The case is being prosecuted in the District of Columbia Superior Court, which has an archaic computerized criminal docketing system that only can be accessed at the Superior Court, when one can find a working computer terminal; I am not scheduled to be in Superior Court this week. In any event, the September 7 Washington Post reports that arrestees Tina Richards and Adam Kokesh originally were arrested for allegedly defacing public property.

However, the D.C. Code’s property defacement statute, D.C. Code § 22-3312.01 seems inapplicable, in that it provides as follows: "It shall be unlawful for any person or persons willfully and wantonly to disfigure, cut, chip, or cover, rub with, or otherwise place filth or excrement of any kind; to write, mark, or print obscene or indecent figures representing obscene or objects upon; to write, mark, draw, or paint, without the consent of the owner or proprietor thereof, or, in the case of public property, of the person having charge, custody, or control thereof, any word, sign, or figure upon" public property. D.C. Code § 22-3312.01. In this instance, the posters were affixed with wheatpaste, which I understand is fully removable (although with effort) with soap and water.

I understand that the third arrestee is Ian Thompson, and that he was originally charged with impeding an officer. D.C. Code § 22-22-405(b), which provides: "Whoever without justifiable and excusable cause, assaults, resists, opposes, impedes, intimidates, or interferes with a law enforcement officer on account of, or while that law enforcement officer is engaged in the performance of his or her official duties shall be guilty of a misdemeanor and, upon conviction, shall be imprisoned not more than 180 days or fined not more than $ 1,000, or both." I do not think you will see any impeding on the above-displayed YouTube video

Not having heard an update about any further charges against the three demonstrator defendants, I wonder whether the prosecution has added allegations of congregating "with others on a public street and refus[ing] to move on when ordered by the police." D.C. Code § 22-1321. I have already blogged against police overuse and abuse of this and all kinds of disorderly conduct laws.

Near the end of the above-displayed YouTube video of this incident is a horse-mounted cop repeatedly ordering "Back up!" His actions amount to unnecessary intimidation and over-enforcement, and should be removed from their high horse.
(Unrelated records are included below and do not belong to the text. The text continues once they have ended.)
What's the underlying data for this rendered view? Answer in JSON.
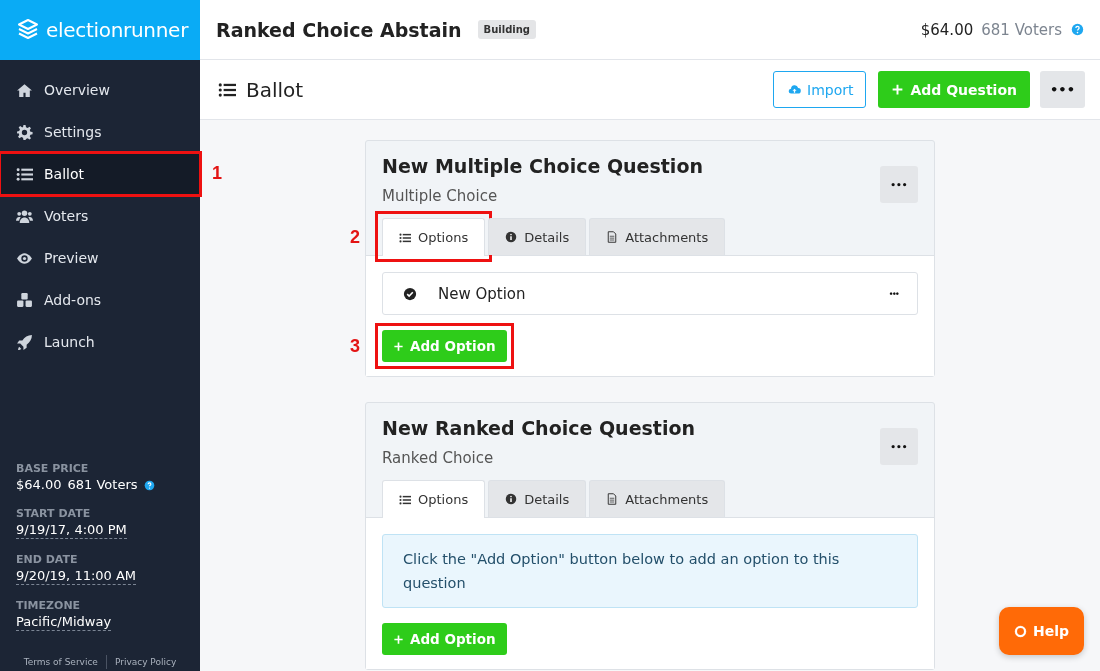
{
  "logo": {
    "text": "electionrunner"
  },
  "sidebar": {
    "items": [
      {
        "label": "Overview",
        "kind": "home",
        "selected": false
      },
      {
        "label": "Settings",
        "kind": "gear",
        "selected": false
      },
      {
        "label": "Ballot",
        "kind": "list",
        "selected": true,
        "callout": "1"
      },
      {
        "label": "Voters",
        "kind": "users",
        "selected": false
      },
      {
        "label": "Preview",
        "kind": "eye",
        "selected": false
      },
      {
        "label": "Add-ons",
        "kind": "cubes",
        "selected": false
      },
      {
        "label": "Launch",
        "kind": "rocket",
        "selected": false
      }
    ],
    "info": [
      {
        "label": "BASE PRICE",
        "value": "$64.00",
        "extra": "681 Voters"
      },
      {
        "label": "START DATE",
        "value": "9/19/17, 4:00 PM"
      },
      {
        "label": "END DATE",
        "value": "9/20/19, 11:00 AM"
      },
      {
        "label": "TIMEZONE",
        "value": "Pacific/Midway"
      }
    ],
    "footer_links": [
      "Terms of Service",
      "Privacy Policy"
    ]
  },
  "header": {
    "title": "Ranked Choice Abstain",
    "badge": "Building",
    "price": "$64.00",
    "voters": "681 Voters"
  },
  "toolbar": {
    "title": "Ballot",
    "import": "Import",
    "add_question": "Add Question",
    "more": "•••"
  },
  "questions": [
    {
      "title": "New Multiple Choice Question",
      "type": "Multiple Choice",
      "more": "•••",
      "tabs": [
        {
          "label": "Options",
          "kind": "list",
          "selected": true,
          "callout": "2"
        },
        {
          "label": "Details",
          "kind": "info",
          "selected": false
        },
        {
          "label": "Attachments",
          "kind": "file",
          "selected": false
        }
      ],
      "options": [
        {
          "label": "New Option",
          "more": "•••"
        }
      ],
      "add_option": {
        "label": "Add Option",
        "callout": "3"
      }
    },
    {
      "title": "New Ranked Choice Question",
      "type": "Ranked Choice",
      "more": "•••",
      "tabs": [
        {
          "label": "Options",
          "kind": "list",
          "selected": true
        },
        {
          "label": "Details",
          "kind": "info",
          "selected": false
        },
        {
          "label": "Attachments",
          "kind": "file",
          "selected": false
        }
      ],
      "notice": "Click the \"Add Option\" button below to add an option to this question",
      "add_option": {
        "label": "Add Option"
      }
    }
  ],
  "help_button": "Help"
}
If cops are willing to act this way on video, imagine what so many of them do under the cover of darkness with suspects and "crowd control." 

Underlining how police often alter their behavior when news cameras are rolling (when they cannot seize reporters’ cameras and tape players in the first place), the Washington Post reports: "When an officer went to speak to [the thirteen-year-old daughter of one of the arrestees], a member of the Park Service’s SWAT team advised him to stay away from her. ‘Don’t feed into that, the cameras are rolling. Let her go,’ the officer said." Now remaining to be seen is if the cops and prosecutors will let such arrests go, to leave the matter to non-criminal court actions for wheatpasting, rather than the more intimidating approach of arresting and prosecuting wheatpasters. Jon Katz.

ADDENDUM I: Thanks to a fellow listserv member for informing me about this September 6 situation, including the YouTube video. 

ADDENDUM II (September 11, 2007):  To the extent that the police claim that any of the arrestees criminally violated any police order to remove the table being used during the news conference that the police broke up, it appears that limitations on possessing tables at Lafayette Park are governed by 36 CFR  § 7.96(g)(5)(x). The foregoing federal regulation allows tables when they are carried, but disallows non-carried tables without a permit. Considering that the table was reasonably needed to conduct the First Amendment-protected news conference, law enforcement would have been without legal basis to interfere with the presence of the table during the news conference. Thanks to a fellow civil libertarian for alerting me to 36 CFR  § 7.96.